Kondisi semacam ini, membuat
berbagai pihak yang terlibat dalam perbukuan harus berhati-hati memilih tema
agar aman dari ancaman penguasa. Hal ini tidak hanya berimbas pada
penerbitannya, melainkan juga penulisnya. Banyak penulis yang dari masa ke masa
diasingkan dan dipenjarakan karena tulisannya. Pada akhirnya, penulis dan
penerbit (sebagai pelaku industri) bekerja sama dalam membungkus buku agar
tidak terlihat sebagai ancaman negara. Tema-tema yang dibicarakan kemudian adalah
tema-tema yang ringan, seperti tema cinta, petualangan, pergaulan remaja, silat
dan lain sebagainya.
Sejak keruntuhan Orde Lama,
bangsa ini menjadi penganut negara-negara kapitalis seiring dengan semakin
berkuasanya Orde Baru. Sejak tahun 1970-an kapitalisme dan militerisme
memberikan dampak besar terhadap keadaan sosial masyarakat. Dampak ini juga
dirasakan oleh industri penerbitan buku yang harus menyesuaikan diri.
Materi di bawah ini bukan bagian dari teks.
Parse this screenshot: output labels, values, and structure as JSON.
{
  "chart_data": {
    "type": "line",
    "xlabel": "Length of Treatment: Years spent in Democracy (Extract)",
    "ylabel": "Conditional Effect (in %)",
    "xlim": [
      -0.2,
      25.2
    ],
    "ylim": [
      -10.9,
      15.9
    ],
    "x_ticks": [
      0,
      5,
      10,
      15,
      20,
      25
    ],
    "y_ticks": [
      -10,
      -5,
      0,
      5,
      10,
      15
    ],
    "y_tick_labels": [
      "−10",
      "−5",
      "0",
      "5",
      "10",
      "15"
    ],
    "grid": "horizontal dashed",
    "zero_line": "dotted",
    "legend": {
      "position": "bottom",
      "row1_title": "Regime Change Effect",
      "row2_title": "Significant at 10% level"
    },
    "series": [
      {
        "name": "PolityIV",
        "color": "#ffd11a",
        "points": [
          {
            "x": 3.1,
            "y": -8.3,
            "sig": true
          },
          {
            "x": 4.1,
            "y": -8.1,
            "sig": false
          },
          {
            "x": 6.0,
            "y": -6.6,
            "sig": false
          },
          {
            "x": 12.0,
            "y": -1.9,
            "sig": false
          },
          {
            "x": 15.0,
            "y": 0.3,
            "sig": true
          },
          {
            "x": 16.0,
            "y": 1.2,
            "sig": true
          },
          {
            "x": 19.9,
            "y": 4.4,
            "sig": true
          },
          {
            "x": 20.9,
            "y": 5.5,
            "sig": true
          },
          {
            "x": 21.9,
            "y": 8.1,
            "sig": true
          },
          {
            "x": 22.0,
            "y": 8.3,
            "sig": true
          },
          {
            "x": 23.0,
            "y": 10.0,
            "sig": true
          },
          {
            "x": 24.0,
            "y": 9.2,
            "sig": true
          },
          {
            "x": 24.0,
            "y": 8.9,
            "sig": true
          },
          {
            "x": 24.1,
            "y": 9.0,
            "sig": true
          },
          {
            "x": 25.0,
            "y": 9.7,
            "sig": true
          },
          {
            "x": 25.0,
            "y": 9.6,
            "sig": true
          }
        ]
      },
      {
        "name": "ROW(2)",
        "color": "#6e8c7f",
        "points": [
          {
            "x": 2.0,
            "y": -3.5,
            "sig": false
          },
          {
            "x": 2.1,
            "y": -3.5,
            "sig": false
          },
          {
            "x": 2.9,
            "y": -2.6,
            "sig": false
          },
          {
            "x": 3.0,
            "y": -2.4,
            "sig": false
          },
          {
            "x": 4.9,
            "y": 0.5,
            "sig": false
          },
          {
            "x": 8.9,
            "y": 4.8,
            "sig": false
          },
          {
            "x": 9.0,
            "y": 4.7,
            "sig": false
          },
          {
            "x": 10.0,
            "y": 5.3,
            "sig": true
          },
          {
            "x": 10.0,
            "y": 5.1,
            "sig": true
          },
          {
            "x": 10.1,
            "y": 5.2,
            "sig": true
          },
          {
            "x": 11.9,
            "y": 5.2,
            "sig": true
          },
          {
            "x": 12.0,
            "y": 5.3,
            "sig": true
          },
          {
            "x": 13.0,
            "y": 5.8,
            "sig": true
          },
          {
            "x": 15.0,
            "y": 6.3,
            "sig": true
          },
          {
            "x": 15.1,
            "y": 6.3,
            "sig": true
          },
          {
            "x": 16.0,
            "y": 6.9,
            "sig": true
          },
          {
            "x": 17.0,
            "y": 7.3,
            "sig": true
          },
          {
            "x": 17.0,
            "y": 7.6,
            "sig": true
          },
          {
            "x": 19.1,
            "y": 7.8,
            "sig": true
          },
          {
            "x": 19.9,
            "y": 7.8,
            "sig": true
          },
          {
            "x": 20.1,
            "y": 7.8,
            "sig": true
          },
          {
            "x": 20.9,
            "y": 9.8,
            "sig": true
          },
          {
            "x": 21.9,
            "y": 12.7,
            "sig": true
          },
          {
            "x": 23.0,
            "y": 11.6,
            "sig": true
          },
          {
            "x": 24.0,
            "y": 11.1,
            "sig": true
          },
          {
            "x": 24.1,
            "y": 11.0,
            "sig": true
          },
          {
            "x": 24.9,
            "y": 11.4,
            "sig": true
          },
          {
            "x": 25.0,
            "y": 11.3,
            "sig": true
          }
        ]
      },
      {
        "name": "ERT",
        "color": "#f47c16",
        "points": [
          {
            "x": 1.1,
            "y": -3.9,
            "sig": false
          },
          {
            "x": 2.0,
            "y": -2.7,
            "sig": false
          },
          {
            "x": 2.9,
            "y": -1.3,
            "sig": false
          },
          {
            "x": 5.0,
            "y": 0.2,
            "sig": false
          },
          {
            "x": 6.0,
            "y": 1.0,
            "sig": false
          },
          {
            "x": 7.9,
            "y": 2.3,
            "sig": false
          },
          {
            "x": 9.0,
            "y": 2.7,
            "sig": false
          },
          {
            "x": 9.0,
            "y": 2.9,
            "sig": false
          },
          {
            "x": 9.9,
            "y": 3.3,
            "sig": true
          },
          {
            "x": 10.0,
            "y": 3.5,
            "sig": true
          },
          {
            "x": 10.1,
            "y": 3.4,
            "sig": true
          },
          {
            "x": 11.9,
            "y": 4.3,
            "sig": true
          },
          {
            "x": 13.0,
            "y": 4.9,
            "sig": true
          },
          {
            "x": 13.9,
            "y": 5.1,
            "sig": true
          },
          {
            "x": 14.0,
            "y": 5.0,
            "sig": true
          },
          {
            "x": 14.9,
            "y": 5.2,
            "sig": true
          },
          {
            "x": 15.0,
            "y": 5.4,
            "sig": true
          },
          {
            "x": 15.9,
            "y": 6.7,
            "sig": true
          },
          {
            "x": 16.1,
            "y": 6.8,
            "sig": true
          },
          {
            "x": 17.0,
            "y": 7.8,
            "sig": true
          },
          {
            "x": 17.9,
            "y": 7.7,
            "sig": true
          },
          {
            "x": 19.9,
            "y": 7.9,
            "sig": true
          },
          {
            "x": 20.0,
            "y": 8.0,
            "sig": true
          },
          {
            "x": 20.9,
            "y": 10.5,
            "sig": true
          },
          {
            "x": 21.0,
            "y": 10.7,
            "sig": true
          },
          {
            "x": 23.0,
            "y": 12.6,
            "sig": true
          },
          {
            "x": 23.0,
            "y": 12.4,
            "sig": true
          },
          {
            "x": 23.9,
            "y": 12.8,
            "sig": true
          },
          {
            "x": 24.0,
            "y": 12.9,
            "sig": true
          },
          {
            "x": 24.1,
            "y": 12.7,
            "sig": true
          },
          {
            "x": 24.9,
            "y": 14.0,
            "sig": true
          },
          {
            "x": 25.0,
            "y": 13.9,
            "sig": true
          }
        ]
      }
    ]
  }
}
Tegaknya kekuasaan Orde Baru
tidak dapat dilepaskan dari kekuatan negara besar Blok Barat yang menganut
paham kapitalisme sehingga kebijakan negara Orde Baru pun terintegrasi dalam
sistem kapitalisme global. Kebudayaan populer yang lahir seiring dengan
kapitalisme pun berkembang di Indonesia.
Ada kecenderungan yang
berbeda pada sistem kapitalisme di Indonesia. Negara masih dominan dalam
kehidupan rakyatnya. Banyak kebijakan yang dikeluarkan dalam rangka mengontrol
rakyat atau negara. Manajemen yang digunakan adalah manajemen militerisme.